Zachary H. Thomas of Savage, Turner, Pinson & Karsman in Savannah, another proud GTLA member, represented the winning appellees. GLTA filed an Amicus Brief in the Supreme Court arguing in favor of holding the provision unconstitutional, not only on the basis of Federal Preemption, but also because it was a roadblock to any plaintiff's ability to file a medical malpractice action.

I congratulate the GTLA Constitutional Challenge Committee and Zach Thomas for this wonderful win on behalf of Georgia citizens. We are slowly but steadily dismantling the horrendous SB3 and restoring the rights to due process to Georgia citizens, and I am proud of it.

May 9, 2007

U.S. Hospitals Discriminate Against the Uninsured

I have had several occasions to observe personally that U.S. hospitals, including those right here in Fulton County, Georgia, charge uninsured patients more than insured patients, and, therefore, are discriminating against the uninsured every day. This has become obvious to me simply by comparing my case files in which my client is insured with health insurance versus my case files in which my client is not insured. The contrast is stark and leads me to conclude that U.S. hospitals discriminate against the uninsured by charging them more for the exact same medical services and products than they do insured patients.
Now there is absolute proof of this.
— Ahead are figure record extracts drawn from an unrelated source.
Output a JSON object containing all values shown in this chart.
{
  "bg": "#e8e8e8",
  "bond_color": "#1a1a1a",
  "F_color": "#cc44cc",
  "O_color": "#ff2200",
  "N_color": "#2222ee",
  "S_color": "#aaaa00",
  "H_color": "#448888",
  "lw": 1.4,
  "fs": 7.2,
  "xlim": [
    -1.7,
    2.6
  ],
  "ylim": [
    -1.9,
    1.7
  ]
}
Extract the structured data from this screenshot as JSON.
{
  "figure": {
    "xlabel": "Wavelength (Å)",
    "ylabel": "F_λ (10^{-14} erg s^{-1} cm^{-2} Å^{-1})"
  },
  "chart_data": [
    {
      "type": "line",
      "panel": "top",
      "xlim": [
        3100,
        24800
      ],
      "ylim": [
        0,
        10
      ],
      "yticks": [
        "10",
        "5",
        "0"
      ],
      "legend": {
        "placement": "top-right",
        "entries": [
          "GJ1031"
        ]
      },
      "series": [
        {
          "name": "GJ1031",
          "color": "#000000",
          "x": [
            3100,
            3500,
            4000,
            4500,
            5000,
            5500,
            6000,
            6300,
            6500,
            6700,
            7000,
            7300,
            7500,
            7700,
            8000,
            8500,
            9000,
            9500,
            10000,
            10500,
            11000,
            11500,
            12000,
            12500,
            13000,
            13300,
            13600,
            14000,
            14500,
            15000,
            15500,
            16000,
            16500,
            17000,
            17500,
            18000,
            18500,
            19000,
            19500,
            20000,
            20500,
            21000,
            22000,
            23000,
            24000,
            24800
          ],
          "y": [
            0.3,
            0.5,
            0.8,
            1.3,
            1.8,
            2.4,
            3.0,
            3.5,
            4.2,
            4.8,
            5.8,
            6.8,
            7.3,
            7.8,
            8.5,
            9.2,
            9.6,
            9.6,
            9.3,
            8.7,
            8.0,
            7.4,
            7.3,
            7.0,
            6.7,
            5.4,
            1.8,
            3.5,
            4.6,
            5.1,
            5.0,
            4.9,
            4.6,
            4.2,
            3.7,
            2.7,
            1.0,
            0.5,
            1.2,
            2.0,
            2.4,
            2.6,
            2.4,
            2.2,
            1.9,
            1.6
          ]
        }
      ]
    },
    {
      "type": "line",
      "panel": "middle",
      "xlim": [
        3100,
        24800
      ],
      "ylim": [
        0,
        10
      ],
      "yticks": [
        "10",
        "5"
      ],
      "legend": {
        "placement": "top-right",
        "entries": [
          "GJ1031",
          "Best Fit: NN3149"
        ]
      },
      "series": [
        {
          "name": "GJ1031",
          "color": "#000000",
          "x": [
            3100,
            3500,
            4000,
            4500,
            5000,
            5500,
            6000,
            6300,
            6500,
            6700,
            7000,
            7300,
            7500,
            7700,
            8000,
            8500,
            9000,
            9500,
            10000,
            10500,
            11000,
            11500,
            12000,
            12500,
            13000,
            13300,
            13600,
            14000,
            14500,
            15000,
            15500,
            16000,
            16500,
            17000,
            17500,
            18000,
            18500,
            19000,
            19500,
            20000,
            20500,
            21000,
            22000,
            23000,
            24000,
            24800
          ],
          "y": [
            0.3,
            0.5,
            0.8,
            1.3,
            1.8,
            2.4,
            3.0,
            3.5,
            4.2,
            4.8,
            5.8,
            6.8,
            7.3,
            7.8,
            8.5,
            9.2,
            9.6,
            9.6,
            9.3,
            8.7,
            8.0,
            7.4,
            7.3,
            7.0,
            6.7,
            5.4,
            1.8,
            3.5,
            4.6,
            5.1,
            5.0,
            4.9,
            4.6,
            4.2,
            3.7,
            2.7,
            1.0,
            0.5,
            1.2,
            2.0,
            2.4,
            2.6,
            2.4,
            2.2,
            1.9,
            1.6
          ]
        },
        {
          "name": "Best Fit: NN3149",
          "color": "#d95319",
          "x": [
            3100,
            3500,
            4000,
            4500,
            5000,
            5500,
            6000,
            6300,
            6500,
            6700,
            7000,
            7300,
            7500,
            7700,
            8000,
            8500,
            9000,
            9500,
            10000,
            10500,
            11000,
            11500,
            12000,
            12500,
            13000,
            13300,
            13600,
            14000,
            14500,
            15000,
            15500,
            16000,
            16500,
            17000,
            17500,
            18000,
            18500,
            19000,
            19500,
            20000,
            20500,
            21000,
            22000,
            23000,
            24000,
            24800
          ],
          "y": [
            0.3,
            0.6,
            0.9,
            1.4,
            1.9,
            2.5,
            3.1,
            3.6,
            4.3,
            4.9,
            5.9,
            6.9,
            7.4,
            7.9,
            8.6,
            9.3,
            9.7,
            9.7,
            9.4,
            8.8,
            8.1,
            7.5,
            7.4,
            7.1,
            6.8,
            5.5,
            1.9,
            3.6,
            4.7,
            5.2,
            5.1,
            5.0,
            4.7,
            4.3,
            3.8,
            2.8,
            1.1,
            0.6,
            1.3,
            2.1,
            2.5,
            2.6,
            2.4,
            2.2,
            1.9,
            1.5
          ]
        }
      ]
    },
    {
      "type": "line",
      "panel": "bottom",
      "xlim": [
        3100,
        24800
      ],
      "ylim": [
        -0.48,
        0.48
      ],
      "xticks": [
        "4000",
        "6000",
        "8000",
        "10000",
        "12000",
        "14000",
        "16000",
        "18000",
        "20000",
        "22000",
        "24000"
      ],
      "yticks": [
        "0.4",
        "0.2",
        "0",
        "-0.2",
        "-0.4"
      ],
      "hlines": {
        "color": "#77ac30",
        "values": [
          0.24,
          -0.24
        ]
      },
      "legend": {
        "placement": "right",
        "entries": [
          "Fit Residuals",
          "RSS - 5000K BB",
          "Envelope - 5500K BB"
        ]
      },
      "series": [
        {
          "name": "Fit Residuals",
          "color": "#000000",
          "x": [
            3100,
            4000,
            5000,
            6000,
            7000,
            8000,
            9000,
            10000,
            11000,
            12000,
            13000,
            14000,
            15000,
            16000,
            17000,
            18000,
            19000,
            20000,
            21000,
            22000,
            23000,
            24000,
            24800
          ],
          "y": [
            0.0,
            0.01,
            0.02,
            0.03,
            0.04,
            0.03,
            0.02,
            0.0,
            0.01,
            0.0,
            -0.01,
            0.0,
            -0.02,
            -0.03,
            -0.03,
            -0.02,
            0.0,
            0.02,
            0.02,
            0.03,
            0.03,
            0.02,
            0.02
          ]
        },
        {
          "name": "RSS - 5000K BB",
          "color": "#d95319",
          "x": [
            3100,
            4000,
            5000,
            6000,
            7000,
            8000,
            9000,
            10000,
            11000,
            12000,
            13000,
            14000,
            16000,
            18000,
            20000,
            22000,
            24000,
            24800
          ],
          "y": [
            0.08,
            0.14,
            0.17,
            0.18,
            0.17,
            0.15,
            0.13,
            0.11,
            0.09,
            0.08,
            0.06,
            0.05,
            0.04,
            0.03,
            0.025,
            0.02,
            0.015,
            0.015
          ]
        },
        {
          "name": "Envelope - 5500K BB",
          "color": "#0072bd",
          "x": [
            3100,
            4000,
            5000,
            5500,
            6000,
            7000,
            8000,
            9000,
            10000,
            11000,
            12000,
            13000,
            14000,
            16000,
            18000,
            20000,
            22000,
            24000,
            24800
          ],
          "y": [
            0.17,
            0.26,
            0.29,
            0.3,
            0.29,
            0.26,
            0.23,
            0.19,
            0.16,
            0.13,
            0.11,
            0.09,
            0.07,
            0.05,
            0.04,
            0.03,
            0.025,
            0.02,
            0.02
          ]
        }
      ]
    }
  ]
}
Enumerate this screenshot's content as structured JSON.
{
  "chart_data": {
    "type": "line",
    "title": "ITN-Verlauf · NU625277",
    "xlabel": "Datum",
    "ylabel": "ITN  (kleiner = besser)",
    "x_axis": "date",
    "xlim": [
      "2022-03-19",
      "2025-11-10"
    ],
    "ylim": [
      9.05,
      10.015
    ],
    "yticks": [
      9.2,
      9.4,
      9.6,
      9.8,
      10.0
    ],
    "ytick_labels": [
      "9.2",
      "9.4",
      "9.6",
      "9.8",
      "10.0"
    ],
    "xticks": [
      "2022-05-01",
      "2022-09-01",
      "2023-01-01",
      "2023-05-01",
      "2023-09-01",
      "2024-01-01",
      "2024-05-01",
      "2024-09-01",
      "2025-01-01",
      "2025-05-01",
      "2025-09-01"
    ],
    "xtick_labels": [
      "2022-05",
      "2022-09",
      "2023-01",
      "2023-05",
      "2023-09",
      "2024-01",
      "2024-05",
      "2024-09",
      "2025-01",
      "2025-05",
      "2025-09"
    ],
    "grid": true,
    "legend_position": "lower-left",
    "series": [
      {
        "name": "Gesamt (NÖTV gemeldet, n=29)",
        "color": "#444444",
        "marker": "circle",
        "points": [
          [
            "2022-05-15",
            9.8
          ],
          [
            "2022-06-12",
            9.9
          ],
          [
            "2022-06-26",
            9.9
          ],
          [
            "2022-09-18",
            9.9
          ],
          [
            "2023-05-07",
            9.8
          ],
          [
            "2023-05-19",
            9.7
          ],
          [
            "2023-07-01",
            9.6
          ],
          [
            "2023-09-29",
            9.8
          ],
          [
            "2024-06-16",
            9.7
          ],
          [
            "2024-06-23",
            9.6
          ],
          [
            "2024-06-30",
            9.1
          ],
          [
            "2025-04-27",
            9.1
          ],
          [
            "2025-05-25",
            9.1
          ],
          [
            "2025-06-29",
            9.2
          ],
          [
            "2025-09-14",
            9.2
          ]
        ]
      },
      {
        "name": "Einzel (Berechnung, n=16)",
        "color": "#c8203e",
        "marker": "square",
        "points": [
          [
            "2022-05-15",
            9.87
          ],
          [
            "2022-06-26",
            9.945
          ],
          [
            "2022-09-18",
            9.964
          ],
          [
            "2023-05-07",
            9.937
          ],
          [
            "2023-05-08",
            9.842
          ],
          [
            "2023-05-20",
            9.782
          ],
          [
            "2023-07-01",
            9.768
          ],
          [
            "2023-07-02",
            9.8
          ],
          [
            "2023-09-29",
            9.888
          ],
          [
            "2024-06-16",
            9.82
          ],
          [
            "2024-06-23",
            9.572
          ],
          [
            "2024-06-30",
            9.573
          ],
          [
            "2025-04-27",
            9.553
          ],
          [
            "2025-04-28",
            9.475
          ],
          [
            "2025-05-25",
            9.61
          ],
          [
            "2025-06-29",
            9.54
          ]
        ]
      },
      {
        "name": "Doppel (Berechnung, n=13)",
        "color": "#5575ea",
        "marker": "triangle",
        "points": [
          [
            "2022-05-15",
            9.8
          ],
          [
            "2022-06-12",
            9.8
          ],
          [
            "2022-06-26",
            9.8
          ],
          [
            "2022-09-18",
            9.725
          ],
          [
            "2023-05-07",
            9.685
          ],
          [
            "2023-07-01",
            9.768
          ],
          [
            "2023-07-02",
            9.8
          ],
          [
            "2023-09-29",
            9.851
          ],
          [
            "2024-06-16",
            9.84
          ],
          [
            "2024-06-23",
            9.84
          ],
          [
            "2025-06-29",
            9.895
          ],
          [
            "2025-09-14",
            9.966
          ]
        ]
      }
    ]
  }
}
Amazingly, it comes from one of their own, Gerard Anderson, Director of the Center for Hospital Finance and Management at Johns Hopkins University's school of public health, the author of the study which was published May-June issue of the journal Health Affairs. The study showed that in 2004, the most recent year for which data was available, hospital patients without health insurance and others who pay for medical care out of their own pockets were charged an average 2.57 times more than those with health insurance. Hospitals in the United States have come under fire from patient groups and lawmakers for marking up prices for those lacking the negotiating clout of a health insurer. But the price discrepancies are steadily worsening despite some reform efforts, the article said.

"The mark-up on hospital care for these individuals, especially for those who can afford it least, is unjustifiable," said Anderson. More than 60 class-action lawsuits have been filed against U.S. hospitals over the issue. Anderson has been an adviser on some of them. About a year ago, the American Hospital Association enacted a voluntary policy for poor and uninsured patients.

But that policy has yet to show an impact and it is unclear how many hospitals are abiding by the price suggestions, Anderson said.

Anderson recommends pursing the ongoing class-action lawsuits and having the government set a maximum amount that hospitals can charge as prescriptions to remedy the problem.